Why Obey?


Obedience is a very important ingredient in the culture at Regents Academy. Teachers stress it, as do I. One of our school’s slogans is, “We obey right away, all the way, with a good attitude every day.” The Bible speaks to children and commands them to obey parents and all authorities over them. Though “obey” may be regarded as a four letter word by some, for our students joyful obedience is a virtue, a beautiful adornment for a well-ordered life.

But there is a danger in stressing obedience. We must be careful never to give children the dangerous illusion that if they have obeyed their parents and teachers, then they are acceptable to God. That would be a terrible cause of stumbling and a sure way to insure a millstone will be hung around our necks. Instead, we must be consistent in communicating to children – both with words and with example, in discipline and in instruction – that they cannot obey their way to acceptance with God. Instead, they (like us) need Jesus Christ to be their Savior, who transforms us so that we love doing what is pleasing to Him, obeying human authority included. This is to say that we require children to obey, but we always want to lead them to ask, Why obey?

This is precisely the question author Paul David Tripp asks in the article I am sharing with you now. It is the best of news (for us and for our children) that we are set free from trying to win God’s favor by obeying Him well enough. It is also good news that our obedience is established by His grace toward us.

Why Obey?
By Paul David Tripp

There’s simply nothing you can do to gain God’s favor.

You have to accept this and remember it: you will never be righteous enough for long enough to satisfy God’s holy requirements.

Your thoughts will never be pure enough. Your desires will never be holy enough. Your words will never be clean enough. Your choices and actions will never be honoring enough. The bar is simply set too high for us to ever reach.

We all live under the same weight of the law, crippled by the inability of sin. We’re better at rebelling than submitting, more inclined to arrogance than humility, more skilled at making war with our neighbors than loving them. We leave a trail of evidence every hour that we’ve fallen short of the glory of God one more time.

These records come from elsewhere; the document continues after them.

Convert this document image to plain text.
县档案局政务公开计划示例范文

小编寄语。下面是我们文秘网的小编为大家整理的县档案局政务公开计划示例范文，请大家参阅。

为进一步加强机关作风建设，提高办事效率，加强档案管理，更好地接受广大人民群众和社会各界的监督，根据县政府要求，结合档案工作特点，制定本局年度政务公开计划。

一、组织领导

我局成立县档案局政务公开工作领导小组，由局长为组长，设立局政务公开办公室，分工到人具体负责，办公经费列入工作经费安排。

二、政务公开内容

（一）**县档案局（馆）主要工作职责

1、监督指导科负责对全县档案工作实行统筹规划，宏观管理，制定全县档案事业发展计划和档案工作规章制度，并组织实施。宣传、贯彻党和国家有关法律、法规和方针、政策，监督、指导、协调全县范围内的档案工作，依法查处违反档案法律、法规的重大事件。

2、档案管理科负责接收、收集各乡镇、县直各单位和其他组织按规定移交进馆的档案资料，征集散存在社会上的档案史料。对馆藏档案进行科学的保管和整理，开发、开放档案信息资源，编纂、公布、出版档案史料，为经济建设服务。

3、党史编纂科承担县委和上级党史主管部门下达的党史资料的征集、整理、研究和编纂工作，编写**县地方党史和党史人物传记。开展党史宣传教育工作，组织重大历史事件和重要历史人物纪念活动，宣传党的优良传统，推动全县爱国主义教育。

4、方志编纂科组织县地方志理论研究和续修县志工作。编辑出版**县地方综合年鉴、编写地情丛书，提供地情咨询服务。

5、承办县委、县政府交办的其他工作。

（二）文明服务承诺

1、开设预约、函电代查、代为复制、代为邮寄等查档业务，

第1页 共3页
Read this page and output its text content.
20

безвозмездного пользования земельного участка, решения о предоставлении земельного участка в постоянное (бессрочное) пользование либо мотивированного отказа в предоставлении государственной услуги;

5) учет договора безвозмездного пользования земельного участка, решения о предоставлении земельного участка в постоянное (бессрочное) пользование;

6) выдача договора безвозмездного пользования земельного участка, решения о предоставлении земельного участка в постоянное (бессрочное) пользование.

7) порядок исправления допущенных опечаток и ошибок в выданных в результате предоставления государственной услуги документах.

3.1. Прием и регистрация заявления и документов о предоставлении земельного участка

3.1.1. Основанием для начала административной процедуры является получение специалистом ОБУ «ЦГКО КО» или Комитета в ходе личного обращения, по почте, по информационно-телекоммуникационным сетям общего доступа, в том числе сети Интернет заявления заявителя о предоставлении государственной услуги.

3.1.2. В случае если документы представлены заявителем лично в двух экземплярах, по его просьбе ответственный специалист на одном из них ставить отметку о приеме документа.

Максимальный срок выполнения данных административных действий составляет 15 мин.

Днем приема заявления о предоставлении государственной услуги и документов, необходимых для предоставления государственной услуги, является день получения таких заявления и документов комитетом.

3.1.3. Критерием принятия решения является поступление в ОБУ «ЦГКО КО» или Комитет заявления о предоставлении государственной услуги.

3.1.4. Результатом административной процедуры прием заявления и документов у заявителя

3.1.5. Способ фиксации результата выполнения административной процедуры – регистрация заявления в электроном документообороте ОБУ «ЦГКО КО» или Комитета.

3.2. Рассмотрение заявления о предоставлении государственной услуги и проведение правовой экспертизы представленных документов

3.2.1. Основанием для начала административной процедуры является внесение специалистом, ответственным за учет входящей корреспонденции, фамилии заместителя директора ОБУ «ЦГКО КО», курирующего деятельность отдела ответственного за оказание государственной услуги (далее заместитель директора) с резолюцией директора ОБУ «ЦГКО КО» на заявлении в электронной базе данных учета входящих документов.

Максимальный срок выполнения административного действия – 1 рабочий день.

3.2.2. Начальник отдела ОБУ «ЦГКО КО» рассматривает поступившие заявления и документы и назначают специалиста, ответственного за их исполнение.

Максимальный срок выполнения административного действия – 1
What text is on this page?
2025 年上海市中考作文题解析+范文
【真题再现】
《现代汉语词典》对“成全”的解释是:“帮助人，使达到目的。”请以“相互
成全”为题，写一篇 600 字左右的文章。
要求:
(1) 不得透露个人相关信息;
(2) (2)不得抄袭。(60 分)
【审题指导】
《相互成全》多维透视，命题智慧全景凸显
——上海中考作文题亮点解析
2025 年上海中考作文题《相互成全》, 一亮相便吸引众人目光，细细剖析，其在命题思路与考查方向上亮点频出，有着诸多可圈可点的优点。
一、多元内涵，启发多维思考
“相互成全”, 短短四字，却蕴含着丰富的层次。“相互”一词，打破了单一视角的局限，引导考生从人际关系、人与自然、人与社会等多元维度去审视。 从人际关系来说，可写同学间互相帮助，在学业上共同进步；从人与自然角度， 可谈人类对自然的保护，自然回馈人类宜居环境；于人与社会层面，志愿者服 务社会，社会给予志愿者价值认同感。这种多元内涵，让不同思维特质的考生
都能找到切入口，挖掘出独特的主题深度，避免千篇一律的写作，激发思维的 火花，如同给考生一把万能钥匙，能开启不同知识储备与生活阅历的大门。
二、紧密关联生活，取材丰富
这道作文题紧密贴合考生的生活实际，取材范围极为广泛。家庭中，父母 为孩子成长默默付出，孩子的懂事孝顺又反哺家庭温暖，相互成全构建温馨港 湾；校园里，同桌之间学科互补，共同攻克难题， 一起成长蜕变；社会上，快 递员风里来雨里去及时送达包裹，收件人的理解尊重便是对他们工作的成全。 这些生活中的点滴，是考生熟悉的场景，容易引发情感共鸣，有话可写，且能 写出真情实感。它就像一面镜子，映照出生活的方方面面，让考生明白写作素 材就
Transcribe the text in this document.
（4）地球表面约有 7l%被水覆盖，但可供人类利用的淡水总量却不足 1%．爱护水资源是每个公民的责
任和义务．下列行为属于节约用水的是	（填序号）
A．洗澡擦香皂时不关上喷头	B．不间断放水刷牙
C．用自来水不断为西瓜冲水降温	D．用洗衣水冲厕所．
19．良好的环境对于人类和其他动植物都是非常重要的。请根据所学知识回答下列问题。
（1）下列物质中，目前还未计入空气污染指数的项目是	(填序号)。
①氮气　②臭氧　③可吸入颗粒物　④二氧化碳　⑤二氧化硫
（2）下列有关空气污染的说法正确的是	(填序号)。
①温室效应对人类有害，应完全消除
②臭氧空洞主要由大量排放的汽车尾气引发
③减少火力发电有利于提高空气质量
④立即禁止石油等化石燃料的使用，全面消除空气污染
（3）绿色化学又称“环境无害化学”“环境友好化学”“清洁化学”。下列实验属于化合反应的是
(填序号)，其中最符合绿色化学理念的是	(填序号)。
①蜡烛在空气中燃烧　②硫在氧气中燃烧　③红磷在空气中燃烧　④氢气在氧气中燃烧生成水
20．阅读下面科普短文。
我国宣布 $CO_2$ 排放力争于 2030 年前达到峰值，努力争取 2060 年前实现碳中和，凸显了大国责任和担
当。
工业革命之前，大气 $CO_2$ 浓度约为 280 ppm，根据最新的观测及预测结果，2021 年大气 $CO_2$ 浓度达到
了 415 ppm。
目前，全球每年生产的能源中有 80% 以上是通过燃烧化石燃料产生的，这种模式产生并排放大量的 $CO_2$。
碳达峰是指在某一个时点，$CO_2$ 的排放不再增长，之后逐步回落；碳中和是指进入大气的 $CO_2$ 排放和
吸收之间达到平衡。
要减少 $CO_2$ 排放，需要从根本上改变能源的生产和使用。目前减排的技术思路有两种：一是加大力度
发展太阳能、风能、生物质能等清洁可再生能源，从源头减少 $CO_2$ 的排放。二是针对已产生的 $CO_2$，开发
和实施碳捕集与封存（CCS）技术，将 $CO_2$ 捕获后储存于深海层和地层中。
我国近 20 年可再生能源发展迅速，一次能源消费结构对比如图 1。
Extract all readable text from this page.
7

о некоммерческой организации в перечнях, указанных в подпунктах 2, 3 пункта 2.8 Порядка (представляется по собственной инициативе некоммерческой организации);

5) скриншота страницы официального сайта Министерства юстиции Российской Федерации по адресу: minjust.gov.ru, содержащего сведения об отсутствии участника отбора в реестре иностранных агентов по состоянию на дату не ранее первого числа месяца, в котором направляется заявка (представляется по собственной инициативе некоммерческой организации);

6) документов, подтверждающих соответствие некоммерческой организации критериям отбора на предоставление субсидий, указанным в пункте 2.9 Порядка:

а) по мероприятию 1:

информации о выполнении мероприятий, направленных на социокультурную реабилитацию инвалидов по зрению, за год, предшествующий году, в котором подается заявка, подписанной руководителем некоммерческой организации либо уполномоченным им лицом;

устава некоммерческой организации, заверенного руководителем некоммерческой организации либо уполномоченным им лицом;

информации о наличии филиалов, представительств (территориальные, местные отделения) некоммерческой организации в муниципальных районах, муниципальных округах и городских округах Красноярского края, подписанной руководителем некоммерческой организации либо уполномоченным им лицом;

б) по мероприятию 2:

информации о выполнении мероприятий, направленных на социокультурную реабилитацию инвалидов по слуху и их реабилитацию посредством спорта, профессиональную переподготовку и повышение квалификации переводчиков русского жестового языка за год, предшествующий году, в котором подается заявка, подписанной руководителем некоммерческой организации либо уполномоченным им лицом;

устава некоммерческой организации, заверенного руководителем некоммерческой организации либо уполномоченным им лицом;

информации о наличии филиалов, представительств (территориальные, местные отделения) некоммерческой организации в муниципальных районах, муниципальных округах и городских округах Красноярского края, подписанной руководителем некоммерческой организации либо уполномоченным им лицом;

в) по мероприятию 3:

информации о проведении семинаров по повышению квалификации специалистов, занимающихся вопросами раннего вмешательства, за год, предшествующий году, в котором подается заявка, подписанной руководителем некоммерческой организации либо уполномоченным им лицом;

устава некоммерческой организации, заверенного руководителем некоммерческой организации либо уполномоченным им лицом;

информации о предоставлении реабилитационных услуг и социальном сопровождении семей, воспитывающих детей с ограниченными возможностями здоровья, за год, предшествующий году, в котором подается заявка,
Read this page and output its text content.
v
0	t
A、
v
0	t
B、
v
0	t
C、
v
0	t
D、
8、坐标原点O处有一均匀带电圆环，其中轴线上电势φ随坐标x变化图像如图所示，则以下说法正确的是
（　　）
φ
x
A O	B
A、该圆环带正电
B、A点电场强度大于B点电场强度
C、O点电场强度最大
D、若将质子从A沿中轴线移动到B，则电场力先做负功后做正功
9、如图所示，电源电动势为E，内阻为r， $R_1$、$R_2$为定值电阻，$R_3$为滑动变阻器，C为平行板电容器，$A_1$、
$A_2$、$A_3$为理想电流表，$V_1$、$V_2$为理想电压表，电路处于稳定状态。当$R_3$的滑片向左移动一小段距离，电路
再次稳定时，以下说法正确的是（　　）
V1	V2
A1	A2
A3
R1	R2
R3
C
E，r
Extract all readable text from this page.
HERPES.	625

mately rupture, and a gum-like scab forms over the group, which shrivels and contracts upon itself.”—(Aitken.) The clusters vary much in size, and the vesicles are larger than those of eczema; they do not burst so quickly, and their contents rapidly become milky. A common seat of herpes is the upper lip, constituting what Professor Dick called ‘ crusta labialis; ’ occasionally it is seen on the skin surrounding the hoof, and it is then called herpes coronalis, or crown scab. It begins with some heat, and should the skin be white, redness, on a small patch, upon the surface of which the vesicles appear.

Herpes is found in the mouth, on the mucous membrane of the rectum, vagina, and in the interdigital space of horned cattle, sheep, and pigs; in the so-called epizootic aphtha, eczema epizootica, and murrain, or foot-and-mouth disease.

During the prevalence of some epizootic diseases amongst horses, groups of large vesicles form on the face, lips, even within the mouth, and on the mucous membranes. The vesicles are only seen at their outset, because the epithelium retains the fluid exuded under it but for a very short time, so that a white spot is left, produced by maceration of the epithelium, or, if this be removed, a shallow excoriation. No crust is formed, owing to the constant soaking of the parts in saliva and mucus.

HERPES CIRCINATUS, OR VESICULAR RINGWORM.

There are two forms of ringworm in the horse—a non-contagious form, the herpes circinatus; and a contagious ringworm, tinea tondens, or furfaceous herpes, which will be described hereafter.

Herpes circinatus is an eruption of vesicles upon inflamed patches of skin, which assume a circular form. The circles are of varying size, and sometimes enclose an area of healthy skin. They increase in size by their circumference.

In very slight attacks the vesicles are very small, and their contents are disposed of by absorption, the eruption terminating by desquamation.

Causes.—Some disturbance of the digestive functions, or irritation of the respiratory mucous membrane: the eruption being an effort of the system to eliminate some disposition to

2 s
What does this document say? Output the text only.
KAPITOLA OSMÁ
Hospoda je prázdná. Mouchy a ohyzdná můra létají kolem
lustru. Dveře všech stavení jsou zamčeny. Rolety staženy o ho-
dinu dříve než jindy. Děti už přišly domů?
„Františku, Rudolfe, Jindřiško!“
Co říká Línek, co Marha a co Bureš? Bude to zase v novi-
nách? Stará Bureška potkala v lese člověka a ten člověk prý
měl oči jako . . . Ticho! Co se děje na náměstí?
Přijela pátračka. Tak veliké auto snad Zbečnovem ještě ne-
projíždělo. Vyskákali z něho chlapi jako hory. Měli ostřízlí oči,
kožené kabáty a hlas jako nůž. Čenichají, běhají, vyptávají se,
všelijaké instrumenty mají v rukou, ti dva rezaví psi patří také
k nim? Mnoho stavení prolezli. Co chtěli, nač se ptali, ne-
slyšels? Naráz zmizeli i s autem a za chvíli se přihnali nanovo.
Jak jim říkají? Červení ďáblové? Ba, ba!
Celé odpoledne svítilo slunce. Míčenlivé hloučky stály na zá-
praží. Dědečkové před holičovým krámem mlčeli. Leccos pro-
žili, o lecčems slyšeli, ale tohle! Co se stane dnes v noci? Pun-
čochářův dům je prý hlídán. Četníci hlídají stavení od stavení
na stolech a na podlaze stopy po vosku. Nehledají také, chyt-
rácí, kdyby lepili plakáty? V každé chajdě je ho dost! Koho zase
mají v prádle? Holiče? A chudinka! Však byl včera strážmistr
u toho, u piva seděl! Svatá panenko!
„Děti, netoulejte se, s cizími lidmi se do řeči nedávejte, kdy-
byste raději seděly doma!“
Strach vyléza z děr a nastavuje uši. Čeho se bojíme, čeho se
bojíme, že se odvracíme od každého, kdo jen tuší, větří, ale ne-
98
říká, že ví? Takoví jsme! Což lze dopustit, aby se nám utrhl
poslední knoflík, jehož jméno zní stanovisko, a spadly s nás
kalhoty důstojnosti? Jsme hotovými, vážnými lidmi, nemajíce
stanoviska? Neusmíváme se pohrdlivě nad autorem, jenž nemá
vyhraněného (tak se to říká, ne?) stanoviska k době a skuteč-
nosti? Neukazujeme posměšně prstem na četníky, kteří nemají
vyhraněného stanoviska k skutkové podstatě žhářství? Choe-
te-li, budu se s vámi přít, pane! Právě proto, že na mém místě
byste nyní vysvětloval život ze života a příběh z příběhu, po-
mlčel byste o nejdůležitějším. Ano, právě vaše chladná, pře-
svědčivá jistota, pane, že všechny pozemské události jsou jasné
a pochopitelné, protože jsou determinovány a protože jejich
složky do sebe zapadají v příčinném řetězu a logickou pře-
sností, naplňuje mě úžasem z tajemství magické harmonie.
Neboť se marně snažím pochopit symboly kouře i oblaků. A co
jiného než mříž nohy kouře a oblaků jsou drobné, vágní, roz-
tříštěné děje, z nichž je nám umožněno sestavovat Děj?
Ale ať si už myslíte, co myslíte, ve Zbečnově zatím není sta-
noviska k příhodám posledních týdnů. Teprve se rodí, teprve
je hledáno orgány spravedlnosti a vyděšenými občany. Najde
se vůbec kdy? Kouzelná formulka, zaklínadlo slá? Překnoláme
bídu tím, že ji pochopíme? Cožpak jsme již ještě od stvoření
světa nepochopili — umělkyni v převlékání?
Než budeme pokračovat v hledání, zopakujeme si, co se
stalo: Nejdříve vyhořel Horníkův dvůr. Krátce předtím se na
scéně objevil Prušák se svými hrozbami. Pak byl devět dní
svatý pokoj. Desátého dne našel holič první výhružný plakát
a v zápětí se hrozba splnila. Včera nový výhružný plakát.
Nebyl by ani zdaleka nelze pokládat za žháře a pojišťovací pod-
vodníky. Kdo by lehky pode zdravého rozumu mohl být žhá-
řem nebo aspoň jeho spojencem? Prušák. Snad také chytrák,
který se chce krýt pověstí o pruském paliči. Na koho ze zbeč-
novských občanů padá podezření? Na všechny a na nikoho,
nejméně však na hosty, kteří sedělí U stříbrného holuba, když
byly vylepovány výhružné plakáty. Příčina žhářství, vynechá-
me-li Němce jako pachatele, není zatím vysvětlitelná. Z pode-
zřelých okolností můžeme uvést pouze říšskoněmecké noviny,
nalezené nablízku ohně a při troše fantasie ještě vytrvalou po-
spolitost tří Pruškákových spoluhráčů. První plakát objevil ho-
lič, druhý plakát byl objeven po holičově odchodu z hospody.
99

So what’s the point of obedience in the Christian life? Well, this hard-to-swallow pill of bad news is actually the doorway to eternal hope and joy, not depressive self-loathing. How? It’s only when you accept who you are and what you’re unable to do that you begin to understand and celebrate the necessity of God’s gift of grace.

Let’s put the bad news and the good news together. The Apostle Paul writes, “for all have sinned and fall short of the glory of God,” but that’s only half of the story. He continues, “and are justified by his grace as a gift, through the redemption that is in Christ Jesus, whom God put forward as a propitiation by his blood, to be received by faith.” (Romans 3:23-25, ESV)

A propitiation is an atoning sacrifice. The sacrifice of Jesus appeased the wrath of God and created a reconciliation between God and all who place their faith in him. In more simple words: you don’t need to obey to gain God’s favor.

Don’t misunderstand me: grace doesn’t make obedience optional. Obedience is the life-long calling for followers of Christ. But, your obedience is never a fearful payment. It’s a hymn of gratitude to the God who met you where you were and did for you what you could not have done for yourself.

Your obedience doesn’t purchase God’s love for you; Christ’s blood is the only purchase that could do that. Rather, your obedience is a thankful expression that you understand the significance of God’s love being placed on you.

So today, humbly admit that you’re more messed up than you think you are. And commit once more to a lifestyle of obedience, not because Jesus needs you to, but because you understand how much you need Jesus.